Pour moi Paris-Nice c’était, quand j’étais en culotte courte, une course cycliste de début de saison qui ne partait jamais de Paris mais qui arrivait quand même à Nice. En ce temps-là je suis monté à Paris mais je ne suis jamais descendu à Nice l’idée ne m’a même pas effleuré même si j’aimais bien le maillot de l’Olympique Gymnaste Club de Nice qui ressemblait à ceux des clubs sud-américains. Plus tard j’ai lu la saga de Max Gallo, l’écrivain qui écrit plus vite que les poules en batterie ne pondent, « La Baie des Anges » en 3 volumes puis, en 1981, j’ai croisé Jean-Hughes Colonna député niçois de la vague rose dans les couloirs du Palais Bourbon. Enfin, avec Henri Nallet je suis allé conclure et signer avec Philippo Pandolfi un traité franco-italien sur le vin dans l’ancienne préfecture du vieux Nice.

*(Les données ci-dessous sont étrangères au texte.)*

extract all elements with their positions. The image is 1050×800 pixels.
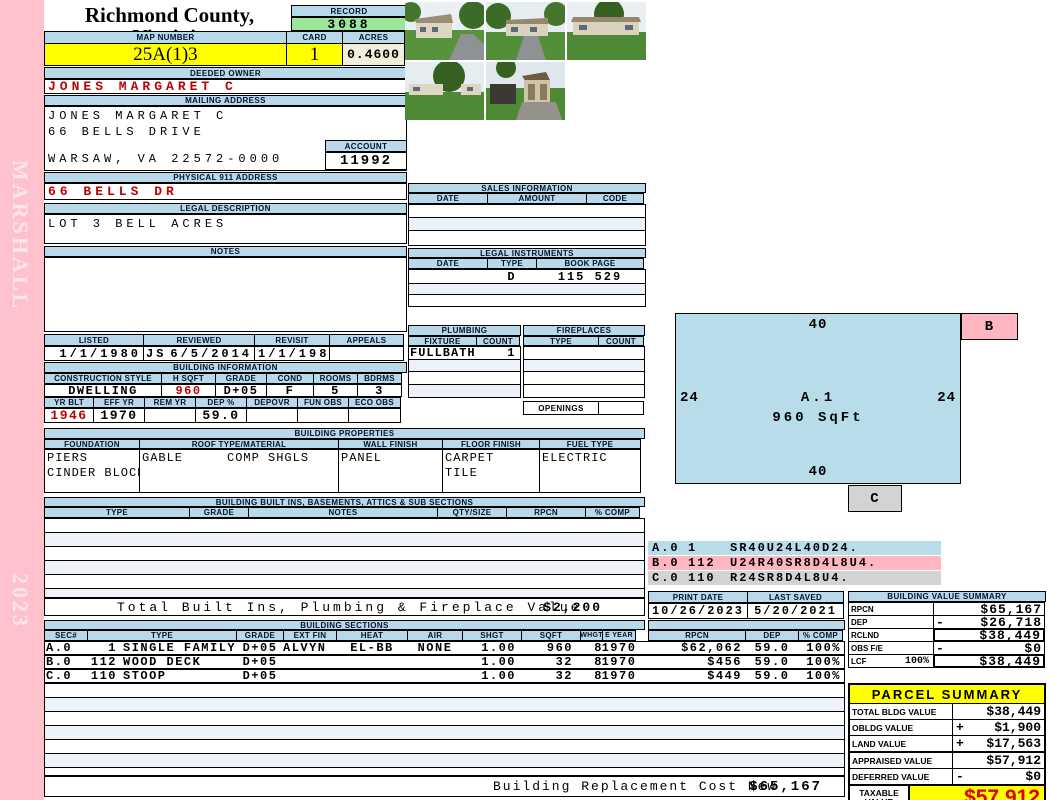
reviewed-label: REVIEWED	[143, 334, 255, 346]
bvs-value: $0	[1024, 641, 1042, 655]
building-properties-header: BUILDING PROPERTIES	[44, 428, 645, 439]
bs-air-label: AIR	[407, 630, 463, 641]
bs-row-border	[44, 641, 845, 655]
li-bookpage-label: BOOK PAGE	[536, 258, 644, 269]
mailing-name: JONES MARGARET C	[48, 109, 227, 123]
bdrms-value: 3	[357, 384, 402, 397]
floor-value-1: CARPET	[445, 451, 494, 466]
account-value: 11992	[325, 152, 407, 170]
building-value-summary-header: BUILDING VALUE SUMMARY	[848, 591, 1046, 602]
bvs-value: $26,718	[980, 615, 1042, 629]
bs-row-border	[44, 655, 845, 669]
marshall-watermark: MARSHALL	[7, 160, 33, 311]
sketch-area-label: A.1	[676, 390, 960, 406]
parcel-value: $57,912	[986, 753, 1041, 768]
legend-trace: SR40U24L40D24.	[730, 541, 859, 555]
dep-label: DEP %	[195, 397, 247, 408]
bs-dep-label: DEP	[745, 630, 799, 641]
effyr-value: 1970	[93, 408, 145, 423]
acres-value: 0.4600	[342, 43, 405, 66]
plumbing-header: PLUMBING	[408, 325, 521, 336]
remyr-value	[144, 408, 196, 423]
bs-grade-label: GRADE	[236, 630, 284, 641]
roof-label: ROOF TYPE/MATERIAL	[139, 439, 339, 449]
bvs-pct: 100%	[905, 656, 929, 667]
funobs-label: FUN OBS	[297, 397, 349, 408]
foundation-value-2: CINDER BLOCK	[47, 466, 140, 481]
cond-value: F	[266, 384, 314, 397]
grade-label: GRADE	[215, 373, 267, 384]
bvs-label: DEP	[848, 615, 934, 629]
sidebar: MARSHALL 2023	[0, 0, 44, 800]
parcel-value: $1,900	[994, 720, 1041, 735]
built-ins-total-label: Total Built Ins, Plumbing & Fireplace Va…	[117, 600, 581, 615]
plumbing-empty-row	[408, 371, 521, 385]
bvs-op: -	[936, 615, 945, 629]
building-sections-header: BUILDING SECTIONS	[44, 620, 645, 630]
building-replacement-value: $65,167	[749, 779, 822, 795]
building-value-summary: RPCN $65,167 DEP - $26,718 RCLND $38,449…	[848, 602, 1046, 668]
floor-value-2: TILE	[445, 466, 478, 481]
building-sections-header-right	[648, 620, 845, 630]
depovr-label: DEPOVR	[246, 397, 298, 408]
li-type-label: TYPE	[487, 258, 537, 269]
sketch-dim-bottom: 40	[676, 464, 960, 480]
legend-trace: R24SR8D4L8U4.	[730, 571, 850, 585]
hsqft-value: 960	[161, 384, 216, 397]
legend-code: 110	[688, 571, 730, 585]
fuel-label: FUEL TYPE	[539, 439, 641, 449]
legend-code: 112	[688, 556, 730, 570]
depovr-value	[246, 408, 298, 423]
sketch-section-b: B	[961, 313, 1018, 340]
fireplaces-header: FIREPLACES	[523, 325, 645, 336]
sales-empty-row	[408, 204, 646, 218]
parcel-summary: PARCEL SUMMARY TOTAL BLDG VALUE $38,449 …	[848, 683, 1046, 800]
wall-value: PANEL	[338, 449, 443, 493]
property-photo-3[interactable]	[567, 2, 646, 60]
property-photo-4[interactable]	[405, 62, 484, 120]
rooms-value: 5	[313, 384, 358, 397]
legend-row-c: C.0 110 R24SR8D4L8U4.	[648, 571, 941, 586]
legend-trace: U24R40SR8D4L8U4.	[730, 556, 877, 570]
parcel-value: $38,449	[986, 704, 1041, 719]
parcel-label: LAND VALUE	[850, 736, 953, 751]
building-sections-empty-rows	[44, 683, 845, 776]
parcel-op: +	[956, 720, 964, 735]
funobs-value	[297, 408, 349, 423]
remyr-label: REM YR	[144, 397, 196, 408]
bi-type-label: TYPE	[44, 507, 190, 518]
bi-grade-label: GRADE	[189, 507, 249, 518]
sales-code-label: CODE	[586, 193, 644, 204]
property-photo-5[interactable]	[486, 62, 565, 120]
parcel-label: APPRAISED VALUE	[850, 753, 953, 768]
legend-row-a: A.0 1 SR40U24L40D24.	[648, 541, 941, 556]
parcel-value: $17,563	[986, 736, 1041, 751]
parcel-op: +	[956, 736, 964, 751]
sales-information-header: SALES INFORMATION	[408, 183, 646, 193]
print-date-value: 10/26/2023	[648, 603, 748, 619]
bvs-value: $65,167	[980, 602, 1042, 616]
sketch-section-c: C	[848, 485, 902, 512]
built-ins-empty-rows	[44, 518, 645, 598]
map-number-value: 25A(1)3	[44, 43, 287, 66]
bs-eyear-label: E YEAR	[602, 630, 636, 641]
building-information-header: BUILDING INFORMATION	[44, 362, 407, 373]
account-label: ACCOUNT	[325, 140, 407, 152]
wall-label: WALL FINISH	[338, 439, 443, 449]
sales-empty-row	[408, 217, 646, 231]
legend-code: 1	[688, 541, 730, 555]
openings-value	[598, 401, 644, 415]
legend-sec: A.0	[648, 541, 688, 555]
bi-comp-label: % COMP	[585, 507, 640, 518]
fireplace-count-label: COUNT	[598, 336, 644, 346]
sketch-area-sqft: 960 SqFt	[676, 410, 960, 426]
parcel-value: $0	[1025, 769, 1041, 784]
print-date-label: PRINT DATE	[648, 591, 748, 603]
parcel-label: OBLDG VALUE	[850, 720, 953, 735]
plumbing-empty-row	[408, 384, 521, 398]
bvs-label: LCF	[851, 657, 867, 666]
parcel-summary-title: PARCEL SUMMARY	[850, 685, 1044, 704]
notes-header: NOTES	[44, 246, 407, 257]
floor-label: FLOOR FINISH	[442, 439, 540, 449]
taxable-value-label: TAXABLE VALUE	[850, 786, 910, 800]
legal-description-header: LEGAL DESCRIPTION	[44, 203, 407, 214]
physical-address-text: 66 BELLS DR	[48, 184, 178, 199]
bi-qty-label: QTY/SIZE	[437, 507, 507, 518]
sketch-dim-top: 40	[676, 317, 960, 333]
li-date-label: DATE	[408, 258, 488, 269]
building-replacement-row: Building Replacement Cost New $65,167	[44, 776, 845, 797]
sales-date-label: DATE	[408, 193, 488, 204]
built-ins-total-value: $2,200	[543, 600, 602, 615]
reviewed-date: 6/5/2014	[170, 347, 252, 361]
fireplaces-empty-row	[523, 371, 645, 385]
hsqft-label: H SQFT	[161, 373, 216, 384]
listed-label: LISTED	[44, 334, 144, 346]
effyr-label: EFF YR	[93, 397, 145, 408]
sketch-section-a: 40 24 24 A.1 960 SqFt 40	[675, 313, 961, 484]
record-value: 3088	[291, 17, 407, 31]
foundation-label: FOUNDATION	[44, 439, 140, 449]
legal-instruments-header: LEGAL INSTRUMENTS	[408, 248, 646, 258]
openings-label: OPENINGS	[523, 401, 599, 415]
plumbing-count-label: COUNT	[476, 336, 520, 346]
bs-comp-label: % COMP	[798, 630, 843, 641]
bs-sec-label: SEC#	[44, 630, 88, 641]
plumbing-row-border	[408, 346, 521, 360]
physical-address-box: 66 BELLS DR	[44, 183, 407, 200]
construction-style-label: CONSTRUCTION STYLE	[44, 373, 162, 384]
bvs-label: RCLND	[848, 628, 934, 642]
bs-extfin-label: EXT FIN	[283, 630, 337, 641]
ecoobs-label: ECO OBS	[348, 397, 401, 408]
bi-rpcn-label: RPCN	[506, 507, 586, 518]
fixture-label: FIXTURE	[408, 336, 477, 346]
notes-box	[44, 257, 407, 332]
taxable-value: $57,912	[910, 786, 1044, 800]
deeded-owner-value: JONES MARGARET C	[44, 79, 407, 94]
parcel-label: TOTAL BLDG VALUE	[850, 704, 953, 719]
sales-empty-row	[408, 230, 646, 246]
legal-description-box: LOT 3 BELL ACRES	[44, 214, 407, 244]
bs-sqft-label: SQFT	[521, 630, 581, 641]
physical-address-header: PHYSICAL 911 ADDRESS	[44, 172, 407, 183]
roof-type-value: GABLE	[142, 451, 183, 465]
mailing-address-header: MAILING ADDRESS	[44, 95, 407, 106]
legend-row-b: B.0 112 U24R40SR8D4L8U4.	[648, 556, 941, 571]
bvs-label: OBS F/E	[848, 641, 934, 655]
parcel-op: -	[956, 769, 964, 784]
bvs-value: $38,449	[979, 654, 1041, 668]
yrblt-label: YR BLT	[44, 397, 94, 408]
bs-rpcn-label: RPCN	[648, 630, 746, 641]
property-photo-1[interactable]	[405, 2, 484, 60]
record-label: RECORD	[291, 5, 407, 17]
bs-row-border	[44, 669, 845, 683]
revisit-label: REVISIT	[254, 334, 330, 346]
appeals-value	[329, 346, 404, 361]
fuel-value: ELECTRIC	[539, 449, 641, 493]
yrblt-value: 1946	[44, 408, 94, 423]
card-value: 1	[286, 43, 343, 66]
construction-style-value: DWELLING	[44, 384, 162, 397]
sales-amount-label: AMOUNT	[487, 193, 587, 204]
deeded-owner-text: JONES MARGARET C	[48, 79, 237, 94]
bs-shgt-label: SHGT	[462, 630, 522, 641]
property-photo-2[interactable]	[486, 2, 565, 60]
deeded-owner-header: DEEDED OWNER	[44, 67, 407, 79]
fireplace-type-label: TYPE	[523, 336, 599, 346]
property-record-card: MARSHALL 2023 Richmond County, Virginia …	[0, 0, 1050, 800]
bvs-op: -	[936, 641, 945, 655]
sketch-area: 40 24 24 A.1 960 SqFt 40 B C	[650, 300, 1048, 540]
year-watermark: 2023	[7, 573, 33, 629]
building-replacement-label: Building Replacement Cost New	[493, 779, 777, 794]
bvs-label: RPCN	[848, 602, 934, 616]
built-ins-header: BUILDING BUILT INS, BASEMENTS, ATTICS & …	[44, 497, 645, 507]
ecoobs-value	[348, 408, 401, 423]
grade-value: D+05	[215, 384, 267, 397]
mailing-city: WARSAW, VA 22572-0000	[48, 152, 283, 166]
li-empty-row	[408, 294, 646, 307]
bvs-value: $38,449	[979, 628, 1041, 642]
legend-sec: B.0	[648, 556, 688, 570]
last-saved-value: 5/20/2021	[747, 603, 844, 619]
listed-value: 1/1/1980	[44, 346, 144, 361]
parcel-label: DEFERRED VALUE	[850, 769, 953, 784]
dep-value: 59.0	[195, 408, 247, 423]
revisit-value: 1/1/1980	[254, 346, 330, 361]
bs-heat-label: HEAT	[336, 630, 408, 641]
li-row-border	[408, 269, 646, 284]
mailing-street: 66 BELLS DRIVE	[48, 125, 205, 139]
bi-notes-label: NOTES	[248, 507, 438, 518]
legend-sec: C.0	[648, 571, 688, 585]
bdrms-label: BDRMS	[357, 373, 402, 384]
foundation-value-1: PIERS	[47, 451, 88, 466]
bs-whgt-label: WHGT	[580, 630, 603, 641]
fireplaces-empty-row	[523, 384, 645, 398]
roof-material-value: COMP SHGLS	[227, 451, 309, 465]
appeals-label: APPEALS	[329, 334, 404, 346]
fireplaces-empty-row	[523, 346, 645, 360]
cond-label: COND	[266, 373, 314, 384]
sketch-legend: A.0 1 SR40U24L40D24. B.0 112 U24R40SR8D4…	[648, 541, 941, 586]
reviewed-by: JS	[146, 347, 166, 361]
last-saved-label: LAST SAVED	[747, 591, 844, 603]
rooms-label: ROOMS	[313, 373, 358, 384]
built-ins-total-row: Total Built Ins, Plumbing & Fireplace Va…	[44, 598, 645, 616]
bs-type-label: TYPE	[87, 630, 237, 641]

Bref, je n’ai rien contre la ville de Nice et son aéroport gagné sur la mer mais, pour moi, elle est un peu le pendant d’Angoulême : Jacques Médecin et Jean-Michel Boucheron même combat via un petit séjour en Amérique du Sud.

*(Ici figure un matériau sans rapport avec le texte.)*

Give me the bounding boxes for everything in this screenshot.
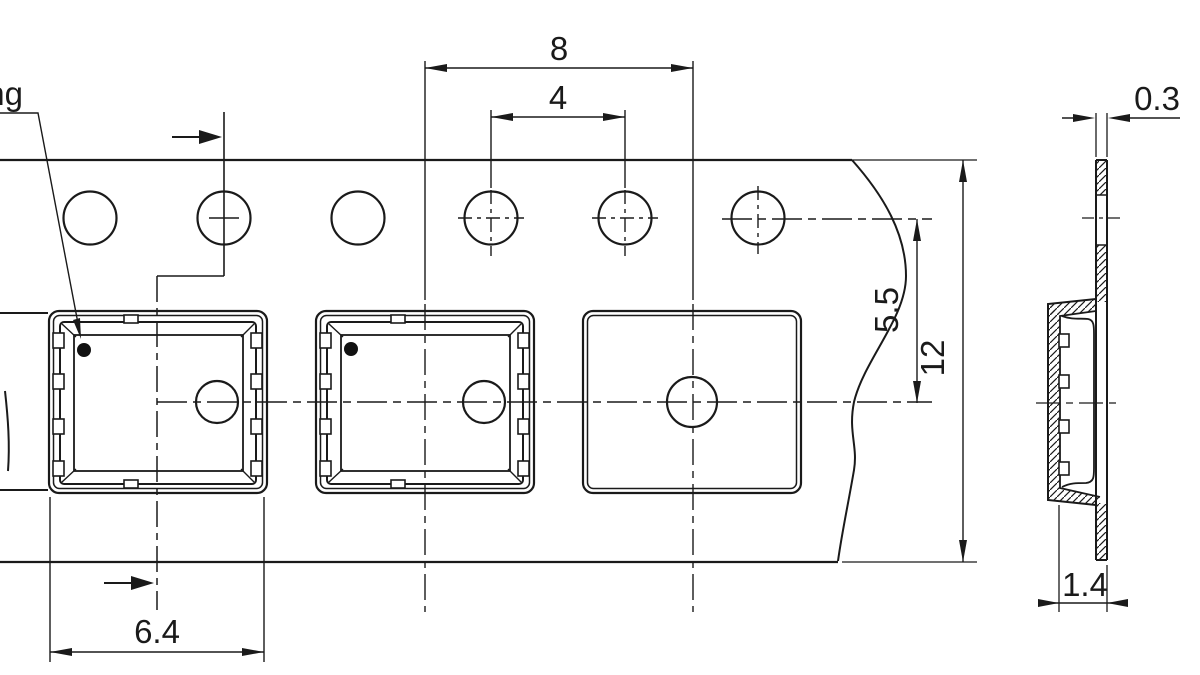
dim-pocket-pitch: 8 — [425, 30, 693, 300]
centerlines — [157, 186, 932, 612]
dim-text-0-3: 0.3 — [1134, 80, 1180, 117]
sprocket-hole — [332, 192, 385, 245]
strip-hatch-mid — [1096, 245, 1107, 302]
sprocket-hole — [64, 192, 117, 245]
front-view — [0, 160, 906, 562]
partial-pocket-left — [0, 313, 48, 490]
dim-tape-thickness: 0.3 — [1062, 80, 1180, 157]
hole-cut-edges — [1096, 195, 1107, 245]
dim-text-1-4: 1.4 — [1062, 566, 1108, 603]
dim-pocket-depth: 1.4 — [1038, 505, 1128, 612]
dim-text-6-4: 6.4 — [134, 613, 180, 650]
dim-hole-pitch: 4 — [491, 79, 625, 188]
dim-text-12: 12 — [914, 340, 951, 377]
section-arrow-top — [199, 130, 222, 144]
sprocket-holes — [64, 192, 785, 245]
strip-hatch-bottom — [1096, 503, 1107, 560]
pin1-marking-dot — [77, 343, 91, 357]
dim-text-8: 8 — [550, 30, 568, 67]
drawing-canvas: ng 8 4 5.5 — [0, 0, 1200, 675]
section-arrow-bottom — [131, 576, 154, 590]
dim-text-5-5: 5.5 — [868, 287, 905, 333]
tape-and-reel-drawing: ng 8 4 5.5 — [0, 0, 1200, 675]
dim-tape-width: 12 — [842, 160, 977, 562]
pin1-marking-dot — [344, 342, 358, 356]
strip-hatch-top — [1096, 160, 1107, 195]
marking-label: ng — [0, 75, 23, 112]
pocket-wall-hatch — [1048, 304, 1060, 500]
dim-text-4: 4 — [549, 79, 567, 116]
side-view: 0.3 1.4 — [1036, 80, 1180, 612]
tape-break-line — [838, 160, 906, 561]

Donc jusqu’à ces derniers jours je vivais fort bien ma vie de parisien privé de TGV terminus Nice lorsqu’on m’est tombé dessus pour me dire que nos grands ingénieurs des Ponts et Chaussées, sans doute lassés de parsemer la France profonde de giratoires aussi nombreux que couteux, avec leurs frères de sang d’un machin dénommé RFF (Réseau Ferré de France) qui est le nouveau gouffre de Padirac de la SNCF, sûrs et dominateurs, tiraient au droit une nouvelle ligne de TGV qui, m’écrit-on, va bousiller un beau paquet d’ha de vignes, défigurer le massif de la Ste Victoire et engendrer toute une série de joyeusetés qui accompagnent partout et en tout lieu le TGV. Très subtilement on me suggère que mon engagement sans faille pour le terroir me fait obligation de soutenir la pétition et que peut-être même qu’une lettre ouverte au PDG de RFF, un X Pont passé par Sciences-Po et ex-patron d’Aéroport de Paris. Pour ça je pourrais peut-être consulter le premier patron de RFF Claude Martinand, ingénieur général des ponts et chaussées qui dénonçait « la dérive technicienne de la SNCF » et qui, à propos du lancement des lignes à grande vitesse, déclarait en 1997 qu’il faudrait lui expliquer pourquoi le prix du kilomètre est passé, en francs constants, de 25 millions (TGV Sud-est) à 75 millions (TGV Méditerranée). Pas simple. Ancien communiste, véritable père de la loi sur les transports intérieurs (la Loti) élaborée alors qu'il était directeur de cabinet de Charles Fiterman, Martinand est un as de la dialectique.
Avant d’aller plus avant je vous dois une mise au point :
- J’adore le TGV jusqu’à Avignon,
- Je considère Nice – que les bons Niçois me pardonnent – comme un non-lieu, une sorte de cul-de-sac se jetant sur une Promenade où y’a même plus d’Anglais,
- J’ai toujours eu grand plaisir à faire la nique à nos grands ingénieurs des Ponts et Chaussées,
- Je suis allergique aux pétitions donc vacciné (je m’en expliquerai tout à la fin),
- Je pense que l’intérêt général doit toujours prévaloir sur les intérêts particuliers mais encore faut-il que celui-ci ne se résume pas dans la seule expression de la caste des Ingénieurs et que les enquêtes publiques soient réalisées dans la transparence et une réelle publicité auprès du grand public,
- J’ai un goût immodéré pour les combats qui semblent perdus d’avance…
Je commence par les pétitions. C’est un truc très français : on se fait plaisir pour une efficacité très faible. L’Administration sait fort bien laisser du temps au temps, épuiser ses contradicteurs, diviser pour régner, attendre. La seule arme qui dérange ce monstre froid c’est le recours au Droit. Tous les grands projets sont truffés d’abus de droit, de non-respect des lois, de procédures bâclées, etc.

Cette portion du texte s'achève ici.